What’s new at the Data Center?
Increasingly, child welfare systems recognize that improving outcomes for children and families means making policy and practice decisions based on scientifically rigorous evidence. As public and private agencies endeavor to build capacity for evidence-based decision making, the Data Center continues to innovate and shape our services to meet their needs. Read below to learn more about some of the major ways we are working to support systems around the country.
- Performance measurement: Using administrative data wisely starts by asking and answering the right questions. In states and counties nationwide, we’re helping agencies to craft those questions, produce the answers, and apply the resulting evidence to decisions in the field. This analytic support takes numerous forms including reports out of the FCDA web tool, customized workbooks, and Baseline-Target-Actual reports that help jurisdictions monitor progress toward performance goals. We have also recently expanded our work to include measuring child protection outcomes (e.g., referrals, investigations, and substantiations).
- Time Use studies: Based on a model from the University of Loughborough in the UK, multi-method time use studies go beyond creating metrics of caseload and workload to reveal patterns in how child welfare staff spend their work days. The results help agencies understand how their staff allocate time between direct work with and on behalf of families and administrative activities, as well as how those allocations vary between different types of cases. Fiscal analysis is paired with the time use findings to give agencies a picture of the costs associated with various aspects of casework.
- Performance Based Contracting: Our performance based contracting work continues in Tennessee, San Francisco, Mississippi, and Texas. In these projects, we use advanced analytics to help states measure contract agency performance, set risk-adjusted baseline and target goals for outcomes at the provider level, and implement fiscal strategies designed to incentivize improved outcomes for children and families.
- Education and Training: Now in its tenth year, our Advanced Analytics for Child Welfare Administration course continues to be our most popular educational program, teaching child welfare managers the fundamentals of performance measurement and evidence-based decision making. In the past year, alone, we conducted a national class as well as iterations in Illinois, California, and Pennsylvania. Through the Northern California Training Academy, we helped develop a CQI series for managers as well as a set of online modules for self-paced learning. Additionally, we have expanded our educational offerings to include a new program, EDGE: Evidence Driven Growth and Excellence. This long-term, cohort-based course uses classroom learning, interactive assignments, and self-directed group projects to strengthen managers’ skills in generating evidence from administrative data and using that evidence to inform efforts to improve outcomes for children in foster care.

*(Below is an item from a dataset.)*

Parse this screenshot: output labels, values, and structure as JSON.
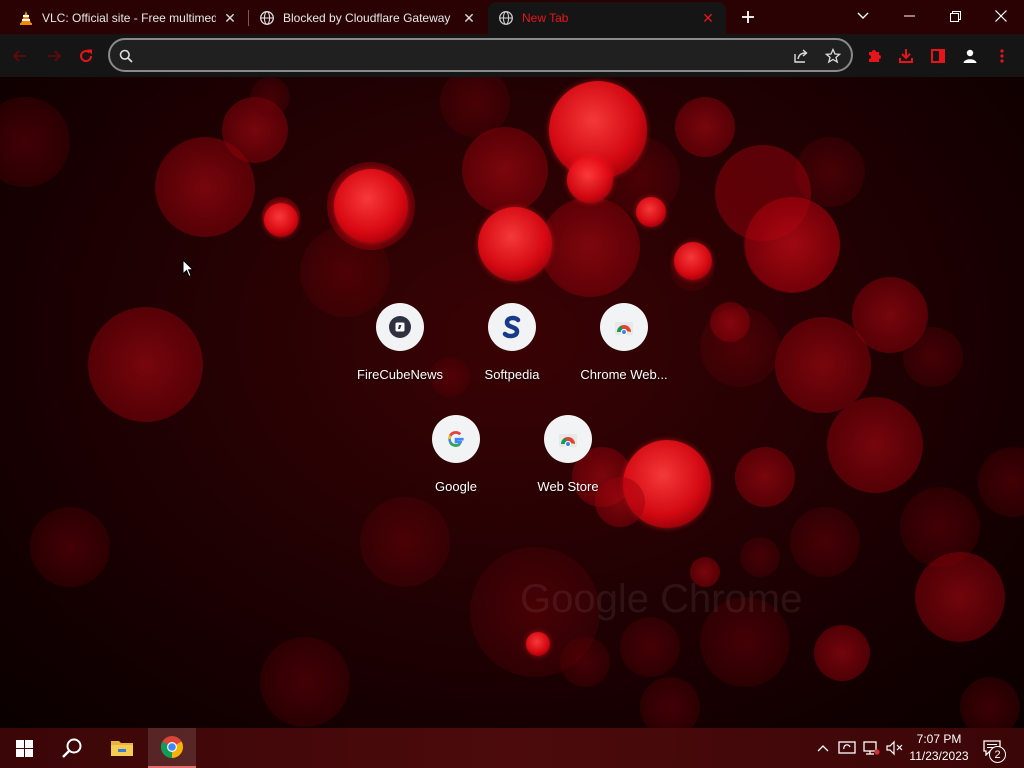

- Support to states operating under court ordered settlement agreements: The Data Center provides support to several states toward their exit from court ordered settlement agreements. In all of these contexts, we use best practices in performance measurement to help states monitor the effects of their system reform efforts. In Oklahoma, we serve as the court ordered data expert. In Tennessee, we are working with the state to develop an Accountability Center that will take the place of the court monitor once the state exits from their consent decree. In Georgia, we serve as a member of the court appointed Monitoring and Technical Assistance Team that reports to the parties and federal court on the state’s progress towards exit from the federal lawsuit. We have also provided support related to settlement agreements in New Jersey and Mississippi.